O financeiro pode melhorar o caixa prejudicando uma oportunidade comercial.
O comercial pode aumentar vendas destruindo margem.
A produção pode buscar eficiência reduzindo flexibilidade.
O marketing pode ampliar alcance sem construir resultado.
Cada decisão pode parecer correta dentro do próprio indicador e ainda assim produzir uma empresa pior.
Alguém precisa olhar para a empresa inteira
Por isso, estratégia não significa escolher qual área está certa.
Significa construir critérios capazes de conectar perspectivas diferentes e decidir aquilo que faz mais sentido para a empresa.
Às vezes será necessário preservar caixa e abrir mão de uma oportunidade.
Em outras, será necessário aceitar uma pressão financeira temporária para construir uma posição que poderá ser muito mais valiosa no futuro.
Não existe uma resposta pronta.
Existe contexto, risco, capacidade e critério.
Talvez essa seja uma das responsabilidades mais importantes de sócios, CEOs e conselhos: impedir que uma decisão relevante seja determinada exclusivamente pela lente de uma única área, por mais competente que ela seja.
Naquela aquisição, aprendi algo que carreguei para muitas outras decisões depois dela:
O financeiro enxergava corretamente quanto a aquisição custaria.
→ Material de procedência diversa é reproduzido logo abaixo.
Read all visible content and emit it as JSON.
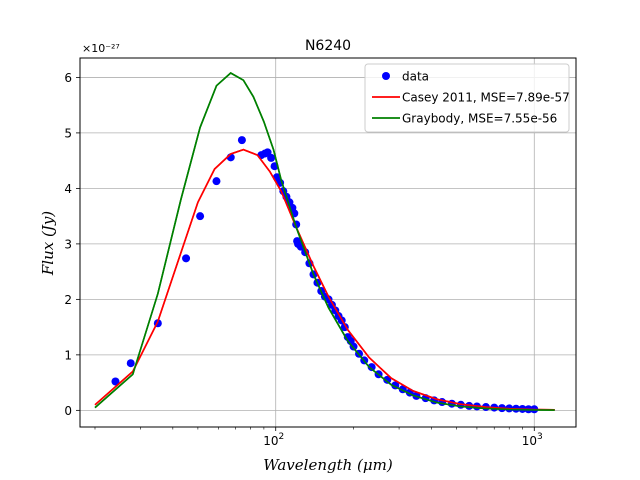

Nós precisávamos enxergar quanto aquela aquisição poderia valer dentro da empresa que já havíamos construído.
Uma empresa saudável precisa das duas perguntas.
Precisa proteger o presente sem deixar de construir o futuro.
E precisa de pessoas capazes de enxergar não apenas aquilo que acontece dentro de cada área, mas as consequências que uma decisão produz sobre o sistema inteiro.
Aqui vale uma reflexão: nas decisões mais importantes da sua empresa, quem está olhando para cada área e quem está olhando para a empresa inteira?